As far as Mr. Retrosi's camp, it says on the Gym Momentum page that his camp is focused on optional level gymnasts level 6 - 10 and elite. I'm sure if I attended the camp I would certainly gain a lot of useful information, but my gymnasts are no where near those levels. Would it be worth it to go to a higher level camp when my girls are still so novice?
 
Gymnastics is based on a set of sound principles that can be applied to skills as basic as a roll back to candlestick and as advanced as the most amazing skills ever done. You may even see a few forward and backward rolls presented to gymnasts that will then be asked to do them to world class perfection. A little after that the same kids will be asked to use the same muscles, or parts of, to do some high intermediate skills.... and up.

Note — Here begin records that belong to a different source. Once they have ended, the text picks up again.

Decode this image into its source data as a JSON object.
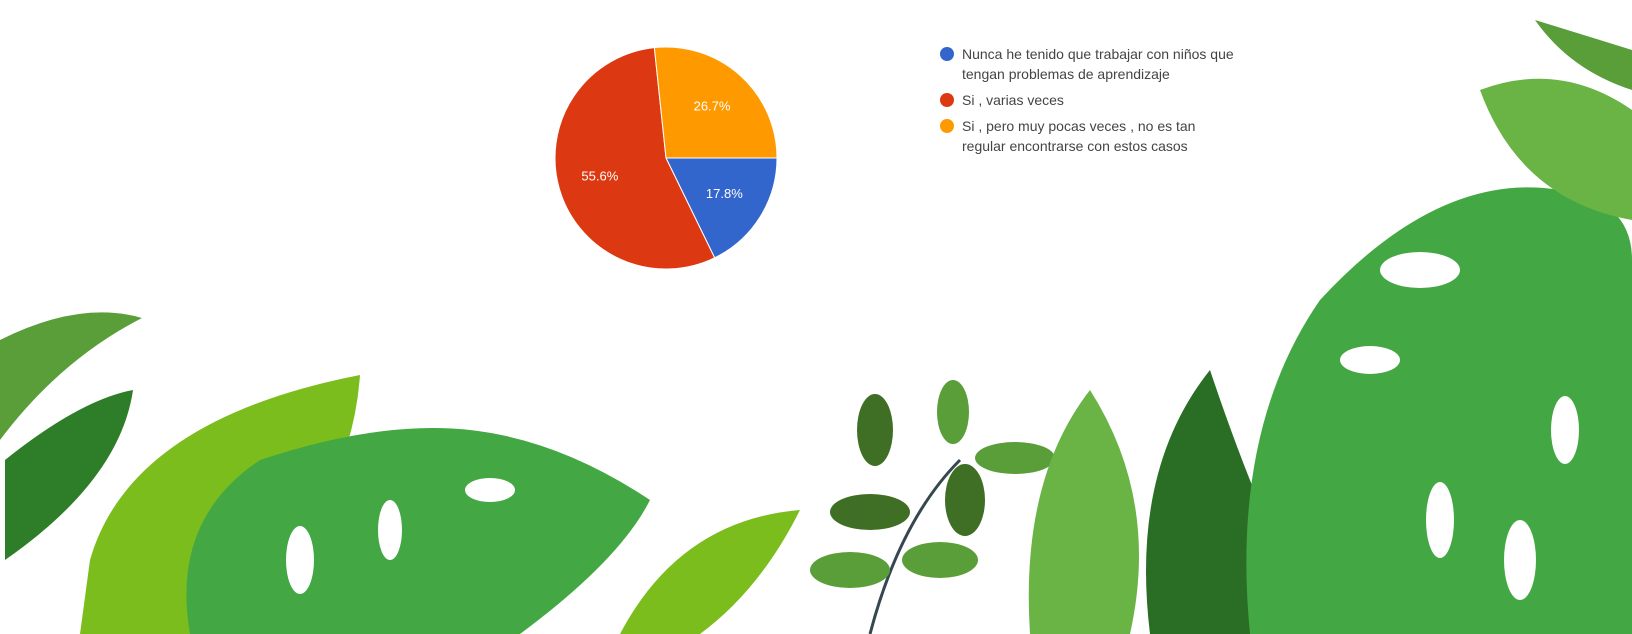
{
  "chart_data": {
    "type": "pie",
    "categories": [
      "Nunca he tenido que trabajar con niños que tengan problemas de aprendizaje",
      "Si , varias veces",
      "Si , pero muy pocas veces , no es tan regular encontrarse con estos casos"
    ],
    "values": [
      17.8,
      55.6,
      26.7
    ],
    "value_labels": [
      "17.8%",
      "55.6%",
      "26.7%"
    ],
    "colors": [
      "#3366cc",
      "#dc3912",
      "#ff9900"
    ]
  }
}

The biggest drawback to going to the camp as you've described it is going back to your gym and realizing you gotta wait a few years to teach some of the stuff you saw those basics positions were used for.

Oh well, you can't win 'em all.
 
===
Just call the Head coach and ask for permission. But pick a gym that is a good distance from you, so you won't be trading gymnasts ever (50 miles +). And here is a side note,,, My rule is,, If a gym is nice enough to allow me to attend a workout, I will never accept a child from that program, unless the gym says YES PLEASE, (and in that case I probably won't take them because they are problems).. :) Hope that helps.

What about if you regularly compete against this gym because you live in the middle of nowhere, but their gym is 150 miles away? And they are a National Team Training Center that has turned out Olympians? Do you think it would be okay to ask? I have wanted to shadow their practices for a while but am too intimidated.
 
What about if you regularly compete against this gym because you live in the middle of nowhere, but their gym is 150 miles away? And they are a National Team Training Center that has turned out Olympians? Do you think it would be okay to ask? I have wanted to shadow their practices for a while but am too intimidated.
==
Of course. Just ask.
 
I knew a guy who walked into a top gym that regularly put kids onto the national team. He had no experience at all, but that wasn't a problem for the gym owner so he ended up shadowing for a number of months before being asked to stay at the gym in a coaching position. He ended up working with many kids who were quite far along in their efforts to make it to the top, including genuine olympic hopefuls.

That story took place decades ago and may not happen in the same time frame today, but the sentiment of teaching new people remains in many of us no matter how high a level we've coached.
 
What about if you regularly compete against this gym because you live in the middle of nowhere, but their gym is 150 miles away? And they are a National Team Training Center that has turned out Olympians? Do you think it would be okay to ask? I have wanted to shadow their practices for a while but am too intimidated.

Donna, Bill, John and Robin would welcome you with open arms. you want their number? :)
 
Ha:) not the gym I was mentioning! Are you saying Parkettes? I'd love to shadow them too, but they're quite a bit further away!
 
They also will do clinics btw. If you have a parents association or booster club since it's something only for team they may be able to budget the expense of bringing a coach as a clinician. Sometimes just as cheap as you traveling and staying there, PLUS the. The coach can work with/spot/explain directly with your students and create lessons and drills using the stuff available in your gym.